I just read what I have written down already and I realize something, having Quit this game and relapsed back into it so many times. I’m writing this down more for me than for you. But, I don’t want to be selfish about it. I have made enough mistakes with my life and I have wasted all my potential playing this game. I could have been anything, accomplished so much. But, I look back and I realize that the time I wasted playing this game is gone and I can never get it back.

I used this game to escape life and its problems. 
It was the purest form of instant gratification. And what do I have it at the end of all that escapism? The same problems, only they have gotten bigger and more difficult to deal with time speedily running out on me.

And this is why I used the word 
Quit, because when you are addicted to something so beautiful, yet ugly, something so enjoyable, yet deadly, and something so alluring, yet damning, just like any life-destroying drug, it's a dangerous addiction that you need to Quit.

I know I can’t convince you to Quit anything unless you want to of your own free-will. With 15 years of mistakes in my bag, on a signing-off note, I quote an old Russian Proverb:
“The Wise Man Learns from the Mistakes of Others, The Fool Has to Learn from His Own”
I urge you, don’t make the mistakes I made, learn from my mistakes. Don’t waste away your awesome potential with this game. All those awe inspiring moves you pulled off, you can too in the real world. You know what it is that keeps drawing us back, the competitive urge. We have to transform that urge into real life scenarios and compete out there in the real world, where it truly does matter. 
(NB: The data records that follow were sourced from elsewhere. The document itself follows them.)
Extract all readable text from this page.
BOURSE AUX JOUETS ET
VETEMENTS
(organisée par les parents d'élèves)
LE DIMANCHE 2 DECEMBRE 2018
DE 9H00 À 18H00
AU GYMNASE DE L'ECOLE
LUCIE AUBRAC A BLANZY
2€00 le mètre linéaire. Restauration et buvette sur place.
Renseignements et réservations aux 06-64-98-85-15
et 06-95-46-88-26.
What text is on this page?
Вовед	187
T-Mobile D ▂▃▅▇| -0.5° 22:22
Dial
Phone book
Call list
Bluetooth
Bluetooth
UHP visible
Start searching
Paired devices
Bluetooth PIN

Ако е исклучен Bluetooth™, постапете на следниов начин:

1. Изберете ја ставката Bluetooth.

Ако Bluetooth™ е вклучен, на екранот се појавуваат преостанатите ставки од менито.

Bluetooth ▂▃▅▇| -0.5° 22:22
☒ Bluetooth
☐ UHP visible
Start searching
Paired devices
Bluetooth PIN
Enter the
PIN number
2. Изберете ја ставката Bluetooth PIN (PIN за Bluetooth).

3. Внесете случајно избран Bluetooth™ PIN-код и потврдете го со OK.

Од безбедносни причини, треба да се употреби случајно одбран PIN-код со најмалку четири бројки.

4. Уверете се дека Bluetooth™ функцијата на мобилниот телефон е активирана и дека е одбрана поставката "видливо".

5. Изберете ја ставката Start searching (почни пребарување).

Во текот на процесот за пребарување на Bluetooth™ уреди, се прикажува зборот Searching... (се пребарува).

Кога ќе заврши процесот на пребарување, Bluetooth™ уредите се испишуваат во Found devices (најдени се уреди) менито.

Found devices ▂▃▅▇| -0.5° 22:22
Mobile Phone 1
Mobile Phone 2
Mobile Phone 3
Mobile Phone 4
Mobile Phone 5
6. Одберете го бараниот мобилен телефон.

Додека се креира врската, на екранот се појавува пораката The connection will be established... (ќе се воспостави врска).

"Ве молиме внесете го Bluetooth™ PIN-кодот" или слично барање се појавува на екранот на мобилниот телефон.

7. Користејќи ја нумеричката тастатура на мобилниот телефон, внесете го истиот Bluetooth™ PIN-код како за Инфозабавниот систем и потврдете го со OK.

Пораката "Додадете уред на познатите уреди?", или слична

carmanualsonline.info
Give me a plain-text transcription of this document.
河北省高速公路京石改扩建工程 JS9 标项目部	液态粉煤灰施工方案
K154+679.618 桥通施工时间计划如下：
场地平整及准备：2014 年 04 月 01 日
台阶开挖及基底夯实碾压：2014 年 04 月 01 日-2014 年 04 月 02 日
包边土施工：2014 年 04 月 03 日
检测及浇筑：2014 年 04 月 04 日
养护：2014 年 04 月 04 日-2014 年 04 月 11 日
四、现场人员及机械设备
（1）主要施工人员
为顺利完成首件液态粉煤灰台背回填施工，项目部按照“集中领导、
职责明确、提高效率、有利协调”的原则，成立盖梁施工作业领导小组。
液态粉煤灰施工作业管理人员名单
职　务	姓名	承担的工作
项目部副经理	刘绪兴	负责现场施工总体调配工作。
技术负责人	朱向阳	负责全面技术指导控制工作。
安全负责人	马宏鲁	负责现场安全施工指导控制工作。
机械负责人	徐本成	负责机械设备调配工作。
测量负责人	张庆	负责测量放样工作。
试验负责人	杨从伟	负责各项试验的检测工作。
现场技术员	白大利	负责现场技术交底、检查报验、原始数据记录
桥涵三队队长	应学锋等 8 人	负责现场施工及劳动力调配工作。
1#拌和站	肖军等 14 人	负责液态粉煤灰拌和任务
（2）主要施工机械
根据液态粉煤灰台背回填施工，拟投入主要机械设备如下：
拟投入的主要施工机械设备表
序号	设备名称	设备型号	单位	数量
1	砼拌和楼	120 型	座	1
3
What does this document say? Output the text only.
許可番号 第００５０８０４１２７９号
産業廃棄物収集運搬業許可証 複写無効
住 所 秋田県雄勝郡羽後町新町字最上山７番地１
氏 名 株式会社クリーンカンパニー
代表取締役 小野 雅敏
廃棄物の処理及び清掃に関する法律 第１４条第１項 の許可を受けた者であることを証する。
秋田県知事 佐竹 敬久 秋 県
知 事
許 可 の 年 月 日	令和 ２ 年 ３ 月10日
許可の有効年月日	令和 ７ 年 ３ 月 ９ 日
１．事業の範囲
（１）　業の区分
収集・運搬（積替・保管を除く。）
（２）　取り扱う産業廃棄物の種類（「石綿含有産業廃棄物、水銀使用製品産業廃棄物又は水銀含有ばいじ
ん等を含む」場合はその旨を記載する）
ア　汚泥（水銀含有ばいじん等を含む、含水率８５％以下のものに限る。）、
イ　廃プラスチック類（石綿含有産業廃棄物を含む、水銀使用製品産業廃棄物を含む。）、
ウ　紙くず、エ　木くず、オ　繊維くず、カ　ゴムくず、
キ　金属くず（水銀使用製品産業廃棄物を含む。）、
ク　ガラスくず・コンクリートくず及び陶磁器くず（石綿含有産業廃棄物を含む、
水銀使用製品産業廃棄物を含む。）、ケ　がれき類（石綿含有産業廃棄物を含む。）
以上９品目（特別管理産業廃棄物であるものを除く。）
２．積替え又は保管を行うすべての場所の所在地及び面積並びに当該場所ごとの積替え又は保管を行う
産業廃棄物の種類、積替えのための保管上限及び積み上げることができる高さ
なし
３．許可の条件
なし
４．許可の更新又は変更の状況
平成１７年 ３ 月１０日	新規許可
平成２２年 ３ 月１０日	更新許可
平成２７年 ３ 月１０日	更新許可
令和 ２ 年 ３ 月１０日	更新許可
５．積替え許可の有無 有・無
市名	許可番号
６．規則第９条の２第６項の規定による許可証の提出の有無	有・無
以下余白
It's not going to be easy. But, ask this to yourself, "Was DotA easy?" How many AI games dide we play before we mastered Invoker and SF? How many noobness labels and death threats did we endure? But, we got through it all. Now, we bask in the silence that comes with grudging approval of our opponents.

Therefore, what this proves is we can do anything as long as we really want to, as long as we enjoy what we do.

For a parting thought, I leave you with this oft-quoted thought-provoking statement:



“The only way to do great work is to love what you do. If you haven’t found it yet, keep looking. Don’t settle. As with all matters of the heart, you’ll know when you find it.”